Welcome to the first in a new series of articles in which we are going to be looking at the fundamentals of investing. We’re starting with one of the most important, and also the most difficult, questions of all: How much risk should you take?
Ask an economist to define risk when it comes to investment and they will most likely reply that it depends. Of course, there are complex mathematical models that attempt to quantify risks, but these on their own are never likely to be enough.
Risk related to any one investment often comes down to a whole bunch of other factors, like what is happening in the rest of your portfolio or what your consumption needs are at any one time or what’s happening with your job and income.
Risk and volatility are not the same thing
Sometimes you will hear risk being defined in terms of volatility, or the degree to which an individual investment goes up and down in price. But this an over-simplification and doesn’t take into account all the individual elements that come into play.
For instance, it means very little that your stock portfolio is gyrating wildly from day to day if your investment horizon is 20 years or more. Ultimately, what you are worried about is a permanent loss of capital. In contrast, if you’re three months away from retirement and the market drops 40%, that’s a risk you should be concerned about.
Ultimately, risk is not a number but a scenario — your money is lost, you don’t have enough to retire on, you can’t reach a specific goal, you can’t get easy access to your money, or you’re too exposed to a single stock, sector, country or currency.
In any case, volatility on its own tells you nothing. You might have two individual stocks with similar levels of volatility. But if one of them has poor returns at a time when you need the money or you’re out of a job, then it’s riskier for you.

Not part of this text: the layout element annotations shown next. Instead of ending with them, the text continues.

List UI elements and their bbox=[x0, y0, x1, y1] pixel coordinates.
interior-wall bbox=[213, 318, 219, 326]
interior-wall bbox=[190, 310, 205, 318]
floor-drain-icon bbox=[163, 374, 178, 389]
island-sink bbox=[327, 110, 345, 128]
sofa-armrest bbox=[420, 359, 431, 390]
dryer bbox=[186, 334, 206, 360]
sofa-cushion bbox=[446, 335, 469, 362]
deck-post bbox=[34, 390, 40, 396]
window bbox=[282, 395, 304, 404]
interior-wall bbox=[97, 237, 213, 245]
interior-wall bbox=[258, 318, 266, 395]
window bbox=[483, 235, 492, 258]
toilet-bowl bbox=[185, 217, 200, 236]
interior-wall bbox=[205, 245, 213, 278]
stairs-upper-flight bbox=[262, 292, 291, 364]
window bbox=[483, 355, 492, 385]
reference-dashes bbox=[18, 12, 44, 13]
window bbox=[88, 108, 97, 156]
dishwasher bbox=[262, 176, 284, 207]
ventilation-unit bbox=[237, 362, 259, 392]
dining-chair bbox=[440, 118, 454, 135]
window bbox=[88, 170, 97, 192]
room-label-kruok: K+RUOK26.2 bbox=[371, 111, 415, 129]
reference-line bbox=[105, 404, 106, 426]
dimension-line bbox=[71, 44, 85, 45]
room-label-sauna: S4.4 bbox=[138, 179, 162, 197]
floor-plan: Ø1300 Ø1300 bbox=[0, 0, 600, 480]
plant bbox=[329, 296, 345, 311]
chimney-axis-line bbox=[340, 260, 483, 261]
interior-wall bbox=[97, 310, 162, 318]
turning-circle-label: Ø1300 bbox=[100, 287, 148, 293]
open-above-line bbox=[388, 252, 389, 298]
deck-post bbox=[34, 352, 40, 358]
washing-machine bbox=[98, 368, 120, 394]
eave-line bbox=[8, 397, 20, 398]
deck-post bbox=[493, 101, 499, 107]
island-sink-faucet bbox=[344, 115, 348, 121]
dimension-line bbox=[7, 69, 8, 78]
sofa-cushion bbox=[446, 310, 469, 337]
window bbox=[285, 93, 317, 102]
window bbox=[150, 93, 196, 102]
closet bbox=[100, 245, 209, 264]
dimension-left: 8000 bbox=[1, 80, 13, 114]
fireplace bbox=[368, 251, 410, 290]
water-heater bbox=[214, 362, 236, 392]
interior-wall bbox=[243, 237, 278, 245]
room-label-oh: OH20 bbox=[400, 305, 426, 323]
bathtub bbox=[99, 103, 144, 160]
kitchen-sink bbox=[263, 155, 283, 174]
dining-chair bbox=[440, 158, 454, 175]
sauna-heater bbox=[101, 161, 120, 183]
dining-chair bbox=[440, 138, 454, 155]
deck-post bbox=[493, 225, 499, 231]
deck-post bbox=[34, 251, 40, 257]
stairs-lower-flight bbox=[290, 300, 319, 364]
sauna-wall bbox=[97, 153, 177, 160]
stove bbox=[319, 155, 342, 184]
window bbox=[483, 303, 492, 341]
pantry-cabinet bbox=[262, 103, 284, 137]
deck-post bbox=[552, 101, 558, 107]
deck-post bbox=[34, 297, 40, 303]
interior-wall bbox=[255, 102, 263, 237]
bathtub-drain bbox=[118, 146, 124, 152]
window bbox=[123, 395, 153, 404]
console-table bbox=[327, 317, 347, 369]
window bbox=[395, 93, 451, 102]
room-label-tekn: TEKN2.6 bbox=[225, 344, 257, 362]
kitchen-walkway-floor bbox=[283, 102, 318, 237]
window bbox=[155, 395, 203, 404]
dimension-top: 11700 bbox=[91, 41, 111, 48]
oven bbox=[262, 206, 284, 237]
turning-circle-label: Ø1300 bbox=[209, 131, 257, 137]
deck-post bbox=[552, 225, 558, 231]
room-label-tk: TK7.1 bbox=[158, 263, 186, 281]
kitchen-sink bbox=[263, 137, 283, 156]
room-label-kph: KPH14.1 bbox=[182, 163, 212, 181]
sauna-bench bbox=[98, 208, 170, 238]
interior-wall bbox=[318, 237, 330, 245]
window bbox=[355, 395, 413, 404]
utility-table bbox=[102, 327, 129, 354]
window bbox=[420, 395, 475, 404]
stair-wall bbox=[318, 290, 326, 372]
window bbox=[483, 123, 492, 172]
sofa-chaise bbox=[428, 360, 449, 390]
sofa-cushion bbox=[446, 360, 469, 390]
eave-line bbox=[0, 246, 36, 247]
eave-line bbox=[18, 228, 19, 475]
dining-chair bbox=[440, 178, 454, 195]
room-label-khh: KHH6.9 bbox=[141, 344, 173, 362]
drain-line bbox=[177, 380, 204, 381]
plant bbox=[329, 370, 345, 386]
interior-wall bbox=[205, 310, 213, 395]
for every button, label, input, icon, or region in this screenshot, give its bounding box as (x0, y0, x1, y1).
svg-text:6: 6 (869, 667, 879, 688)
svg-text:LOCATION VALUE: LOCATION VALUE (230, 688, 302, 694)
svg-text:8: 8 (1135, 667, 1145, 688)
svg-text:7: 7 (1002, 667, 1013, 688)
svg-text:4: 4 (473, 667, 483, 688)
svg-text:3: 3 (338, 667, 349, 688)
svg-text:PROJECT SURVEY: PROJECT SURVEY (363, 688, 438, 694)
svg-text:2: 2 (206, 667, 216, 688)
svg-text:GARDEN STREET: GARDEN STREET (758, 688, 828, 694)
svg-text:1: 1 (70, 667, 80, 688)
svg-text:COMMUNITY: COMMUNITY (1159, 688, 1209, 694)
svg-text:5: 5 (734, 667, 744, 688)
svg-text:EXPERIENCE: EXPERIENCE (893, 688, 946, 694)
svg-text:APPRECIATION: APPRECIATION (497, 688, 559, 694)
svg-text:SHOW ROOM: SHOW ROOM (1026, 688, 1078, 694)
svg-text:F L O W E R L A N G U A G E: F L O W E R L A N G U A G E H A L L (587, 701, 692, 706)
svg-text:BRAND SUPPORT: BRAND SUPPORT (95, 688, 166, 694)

Risk is not the same as uncertainty either
Another common misconception is mistaking risks for uncertainty. In both cases, no one can say for sure what is going to happen. But in the case of risk, we at least have a sense of the probabilities. If you flip a coin, for instance, you know there is a 50% chance of it coming up tails. Of course, you might throw heads ten times in a row, but the point is you know there are only two possible outcomes. You can judge the odds.
With uncertainty, you can’t model it. A rare event comes out of left-field, confounding all expectations. A metaphor often used here is a ‘black swan’ event, popularised in a 2007 book by Nassim Nicholas Taleb. Think of the 9/11 attacks or the global financial crisis.
Not taking risk is a risk in itself
The other frequently overlooked idea is that not taking any risks at all can be a risk in itself. For instance, by being overly defensive in your portfolio there’s a risk you may not have enough to retire on. Some level of risk is necessary because the flipside is the possibility of return. The key question is how much risk you can live with.
Finally, in assessing risk it’s important to distinguish systematic risk from non-systematic risk. The first is something you can’t avoid. It goes with the territory. For instance, shares are considered riskier than bonds and for that reason they offer a higher expected return.
Non-systematic risk you can manage. If your entire portfolio was in banking stocks ahead of the global financial crisis, that was concentration risk — a type of non-systematic risk. You could have managed that by diversifying across different sectors.
There are lots of other types of risk, as well. Liquidity risk refers to how easily you can access your money. Credit risk refers to the possibility of a bond issuer defaulting. Inflation risk relates to a generalised rise in prices eating up the value of your investment.
The overall rule is that you want to take risks that are related to a reward. In general, markets reward risk over the long term, providing you are sufficiently diversified and disciplined and pay attention to factors within your control, such as costs and taxes.
Periods of discomfort are guaranteed
So, back to the question we asked at the start: How much risk should you take? Unfortunately, we are going to have to call on that economist answer again: it depends. It depends on you and your circumstances. What are your goals? What risks can you live with? How many risks do you need to take?
Ultimately, there isn’t one right answer. What we do know is there will inevitably be periods where you feel uncomfortable. That’s OK. Depending on your horizon, and assuming you are sufficiently diversified, you may be able to ride out that out.
Remember, these sorts of questions are complex, and it’s vital that you get them right. This series of articles is not intended as investment advice. TEBI always recommends working with a competent financial adviser with your best interests at heart.